The defendant's contention that he was deprived of a fair trial by certain remarks made by the prosecutor during the opening statement and on summation is unpreserved for appellate review ( seeCPL 470.05[2]; People v. Wright, 90 A.D.3d 679, 933 N.Y.S.2d 887). In any event, the challenged remarks were fair comment on the evidence, were permissible rhetorical comment, constituted a fair response to defense counsel's summation, or otherwise do not warrant reversal ( see People v. Galloway, 54 N.Y.2d 396, 401, 446 N.Y.S.2d 9, 430 N.E.2d 885;People v. Morency, 104 A.D.3d 877, 878, 961 N.Y.S.2d 301;People v. Hernandez, 92 A.D.3d 802, 803, 938 N.Y.S.2d 605;People v. Valerio, 70 A.D.3d 869, 869–870, 894 N.Y.S.2d 157).

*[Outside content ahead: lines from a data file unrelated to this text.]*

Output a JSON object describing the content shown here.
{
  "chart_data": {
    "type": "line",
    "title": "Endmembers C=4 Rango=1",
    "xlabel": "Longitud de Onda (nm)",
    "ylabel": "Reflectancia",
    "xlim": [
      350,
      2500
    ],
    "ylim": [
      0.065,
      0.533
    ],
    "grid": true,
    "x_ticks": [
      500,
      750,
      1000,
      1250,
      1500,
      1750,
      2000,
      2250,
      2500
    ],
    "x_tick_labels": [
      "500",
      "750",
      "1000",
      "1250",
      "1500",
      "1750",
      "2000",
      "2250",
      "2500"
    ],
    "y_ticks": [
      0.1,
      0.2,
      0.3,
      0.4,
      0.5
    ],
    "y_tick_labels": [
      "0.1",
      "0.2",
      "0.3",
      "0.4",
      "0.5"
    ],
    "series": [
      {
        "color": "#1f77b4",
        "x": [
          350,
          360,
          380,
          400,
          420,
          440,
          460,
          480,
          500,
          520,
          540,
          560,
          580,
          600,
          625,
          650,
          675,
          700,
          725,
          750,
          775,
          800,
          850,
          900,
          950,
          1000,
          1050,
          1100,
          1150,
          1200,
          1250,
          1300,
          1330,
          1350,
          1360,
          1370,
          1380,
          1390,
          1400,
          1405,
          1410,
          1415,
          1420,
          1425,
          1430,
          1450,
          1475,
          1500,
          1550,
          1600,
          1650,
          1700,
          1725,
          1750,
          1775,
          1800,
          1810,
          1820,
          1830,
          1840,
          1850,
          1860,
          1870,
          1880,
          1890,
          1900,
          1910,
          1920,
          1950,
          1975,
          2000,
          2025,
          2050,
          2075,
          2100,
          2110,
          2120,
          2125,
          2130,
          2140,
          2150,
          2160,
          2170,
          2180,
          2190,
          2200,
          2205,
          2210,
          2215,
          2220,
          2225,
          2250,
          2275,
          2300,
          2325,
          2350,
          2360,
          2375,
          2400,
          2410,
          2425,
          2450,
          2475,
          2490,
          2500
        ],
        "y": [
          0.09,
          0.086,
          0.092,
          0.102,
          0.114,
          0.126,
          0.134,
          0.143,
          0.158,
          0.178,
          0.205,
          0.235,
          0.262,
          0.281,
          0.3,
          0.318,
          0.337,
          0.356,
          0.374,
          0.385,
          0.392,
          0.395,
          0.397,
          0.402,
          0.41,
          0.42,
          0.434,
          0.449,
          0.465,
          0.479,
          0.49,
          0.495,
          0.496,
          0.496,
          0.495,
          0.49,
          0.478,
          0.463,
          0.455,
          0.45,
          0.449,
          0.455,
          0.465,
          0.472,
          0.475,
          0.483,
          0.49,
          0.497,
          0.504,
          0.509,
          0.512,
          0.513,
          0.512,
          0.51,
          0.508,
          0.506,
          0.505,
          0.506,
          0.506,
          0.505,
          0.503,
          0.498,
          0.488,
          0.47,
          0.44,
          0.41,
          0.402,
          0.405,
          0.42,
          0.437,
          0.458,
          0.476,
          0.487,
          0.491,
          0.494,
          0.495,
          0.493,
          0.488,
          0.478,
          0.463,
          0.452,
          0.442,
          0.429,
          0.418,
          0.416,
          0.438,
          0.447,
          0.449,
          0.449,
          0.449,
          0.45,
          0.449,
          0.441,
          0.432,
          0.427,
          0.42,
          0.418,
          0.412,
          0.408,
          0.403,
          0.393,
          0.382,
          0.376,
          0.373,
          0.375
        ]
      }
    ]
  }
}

The sentence imposed was not excessive ( see People v. Suitte, 90 A.D.2d 80, 455 N.Y.S.2d 675).
The defendant's remaining contentions, including those raised in his pro se supplemental brief, are either unpreserved for appellate review and, in any event, without merit, or based on matter dehors the record.